# Versatel und - INKASSO!!



## sirobb (30 April 2006)

Hallo,

habe hier schon einiges zu Inkasso gelesen (wie hoch dürfen die Gebühren sein etc.), frage mich aber noch folgendes:

Wie geht das weiter seinen Gang nachdem man die Zahlungsaufforderung (sinngemäß: Zahlen Sie oder ALLES WIRD NOCH SCHLIMMER) vom Inkasso Unternehmen bekommen hat?

Ich streite mich mit Versatel um eine Forderung, die meiner Meinung nach nicht besteht. Versatel hat nach den üblichen Mahnungen jetzt ein Inkasso Unternehmen beauftragt. 

Die Forderung beläuft sich auf € 30. Mit Inkasso sind wir bei € 76 angekommen. Ich würde es nach Mahnbescheid und Widerspruch durchaus auf einen Prozess ankommen lassen. Mit wievielen Schreiben kann mich das Inkasso Unternehmen denn traktieren? Können die Kosten ins "Unermeßliche" steigen (hunderte von Euro) oder müssen sie irgendwann klagen? Gib es von Euch Erfahrungsberichte von 20 weiteren Mahnungen?

Und wie ist es mit der Schufa? Sollte ich doch zahlen, nur um nicht negativ eingetragen zu werden? Unter welchen Voraussetzungen gibts denn den Negativeintrag? (irgendne Summe?)

Bin dankbar für (auch nur kurze) Erläuterungen!


----------



## sascha (30 April 2006)

*AW: Versatel und - INKASSO!!*

zum Thema Schufa-Eintrag: http://forum.computerbetrug.de/showthread.php?t=36997&highlight=schufa


----------



## sirobb (30 April 2006)

*AW: Versatel und - INKASSO!!*

Danke.
So wie es aussieht ist es jetzt auch egal, ob ich zahle oder nicht, da ich schon in den Fängen der creditreform bin und die Inkassodaten auch bei Zahlung 4 Jahre gespeichert werden.

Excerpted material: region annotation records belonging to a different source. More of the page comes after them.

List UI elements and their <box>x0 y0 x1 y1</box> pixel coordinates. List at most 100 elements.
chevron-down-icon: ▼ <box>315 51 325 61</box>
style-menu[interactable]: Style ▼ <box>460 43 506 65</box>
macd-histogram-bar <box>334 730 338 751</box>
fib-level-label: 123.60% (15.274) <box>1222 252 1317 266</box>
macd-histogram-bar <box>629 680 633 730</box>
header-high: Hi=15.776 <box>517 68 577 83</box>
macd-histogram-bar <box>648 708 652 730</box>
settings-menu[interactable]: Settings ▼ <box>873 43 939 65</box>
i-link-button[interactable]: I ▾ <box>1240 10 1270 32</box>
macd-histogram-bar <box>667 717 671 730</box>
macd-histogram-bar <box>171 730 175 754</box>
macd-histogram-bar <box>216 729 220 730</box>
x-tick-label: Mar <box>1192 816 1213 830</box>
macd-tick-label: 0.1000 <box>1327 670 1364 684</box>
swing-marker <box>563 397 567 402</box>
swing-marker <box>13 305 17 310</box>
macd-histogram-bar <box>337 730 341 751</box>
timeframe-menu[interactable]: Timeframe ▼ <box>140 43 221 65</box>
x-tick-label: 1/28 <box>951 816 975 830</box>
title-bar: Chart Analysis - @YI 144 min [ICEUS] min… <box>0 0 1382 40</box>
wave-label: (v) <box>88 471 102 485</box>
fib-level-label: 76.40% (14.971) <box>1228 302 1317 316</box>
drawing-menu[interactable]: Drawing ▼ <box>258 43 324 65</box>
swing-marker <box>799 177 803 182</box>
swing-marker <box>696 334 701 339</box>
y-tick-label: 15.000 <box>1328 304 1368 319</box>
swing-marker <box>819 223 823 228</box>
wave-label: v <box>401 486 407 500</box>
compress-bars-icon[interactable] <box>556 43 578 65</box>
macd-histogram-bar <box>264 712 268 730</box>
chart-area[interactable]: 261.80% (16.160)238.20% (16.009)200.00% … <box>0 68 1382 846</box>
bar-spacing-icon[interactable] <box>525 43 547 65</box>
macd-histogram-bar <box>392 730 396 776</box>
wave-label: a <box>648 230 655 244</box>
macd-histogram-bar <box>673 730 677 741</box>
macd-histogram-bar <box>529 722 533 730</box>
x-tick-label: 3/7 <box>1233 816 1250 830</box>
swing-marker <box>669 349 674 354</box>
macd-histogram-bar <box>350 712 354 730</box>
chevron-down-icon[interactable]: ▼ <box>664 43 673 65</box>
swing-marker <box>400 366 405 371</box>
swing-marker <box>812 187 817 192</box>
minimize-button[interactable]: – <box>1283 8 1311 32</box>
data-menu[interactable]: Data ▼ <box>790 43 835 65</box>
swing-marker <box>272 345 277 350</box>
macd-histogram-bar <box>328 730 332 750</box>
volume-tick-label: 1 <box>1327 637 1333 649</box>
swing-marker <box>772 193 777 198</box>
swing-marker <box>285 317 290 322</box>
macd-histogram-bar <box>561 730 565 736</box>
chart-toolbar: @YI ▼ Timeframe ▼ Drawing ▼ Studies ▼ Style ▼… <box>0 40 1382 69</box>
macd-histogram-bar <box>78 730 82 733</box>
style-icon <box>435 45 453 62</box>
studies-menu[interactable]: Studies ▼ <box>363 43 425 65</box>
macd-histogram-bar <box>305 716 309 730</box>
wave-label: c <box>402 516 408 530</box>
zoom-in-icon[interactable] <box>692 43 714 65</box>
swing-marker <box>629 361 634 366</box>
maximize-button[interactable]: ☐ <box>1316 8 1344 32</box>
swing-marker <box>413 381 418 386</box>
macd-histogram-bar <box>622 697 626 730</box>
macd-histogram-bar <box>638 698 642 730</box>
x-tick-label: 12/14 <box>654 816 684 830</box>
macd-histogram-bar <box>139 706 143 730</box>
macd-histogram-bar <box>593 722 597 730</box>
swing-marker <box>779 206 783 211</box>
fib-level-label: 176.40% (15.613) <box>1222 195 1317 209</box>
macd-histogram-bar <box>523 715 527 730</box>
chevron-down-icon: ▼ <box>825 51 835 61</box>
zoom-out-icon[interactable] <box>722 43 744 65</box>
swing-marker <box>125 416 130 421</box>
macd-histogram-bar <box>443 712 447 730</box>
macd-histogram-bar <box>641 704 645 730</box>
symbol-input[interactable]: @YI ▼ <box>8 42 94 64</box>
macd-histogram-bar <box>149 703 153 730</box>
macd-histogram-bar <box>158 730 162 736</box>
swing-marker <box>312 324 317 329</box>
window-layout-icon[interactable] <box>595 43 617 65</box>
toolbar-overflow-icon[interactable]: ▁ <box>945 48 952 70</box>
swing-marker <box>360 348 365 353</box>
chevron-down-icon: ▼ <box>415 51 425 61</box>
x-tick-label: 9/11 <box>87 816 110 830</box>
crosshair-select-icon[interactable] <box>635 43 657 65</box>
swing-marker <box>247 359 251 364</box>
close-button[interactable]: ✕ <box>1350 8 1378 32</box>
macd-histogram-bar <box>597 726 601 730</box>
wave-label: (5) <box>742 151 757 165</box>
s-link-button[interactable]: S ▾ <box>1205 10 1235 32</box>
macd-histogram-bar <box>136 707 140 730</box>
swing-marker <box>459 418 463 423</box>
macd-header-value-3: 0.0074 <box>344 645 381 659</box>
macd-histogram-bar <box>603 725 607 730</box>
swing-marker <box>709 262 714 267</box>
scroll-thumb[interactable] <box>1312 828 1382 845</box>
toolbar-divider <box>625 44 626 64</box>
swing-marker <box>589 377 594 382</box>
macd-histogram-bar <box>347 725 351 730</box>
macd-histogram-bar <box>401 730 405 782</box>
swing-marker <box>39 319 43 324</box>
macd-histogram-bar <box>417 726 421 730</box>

Es sei denn, ich versuche sie löschen zu lassen. Mal sehen, ob das klappt.
Unfassbar, dass bestrittene Forderungen weitergeleitet werden.


----------



## Stalker2002 (2 Mai 2006)

*AW: Versatel und - INKASSO!!*

Wenn strittige Forderungen ans Inkasso weitergegeben werden, dann schreit das geradezu nach einer negativen Feststellungsklage.

Das erfordert aber leider etwas finanzielle Ausdauer, da man Kosten vorstrecken muß, die man nur als Sieger vom Unterlegenen einfordern kann.

MfG
L.


----------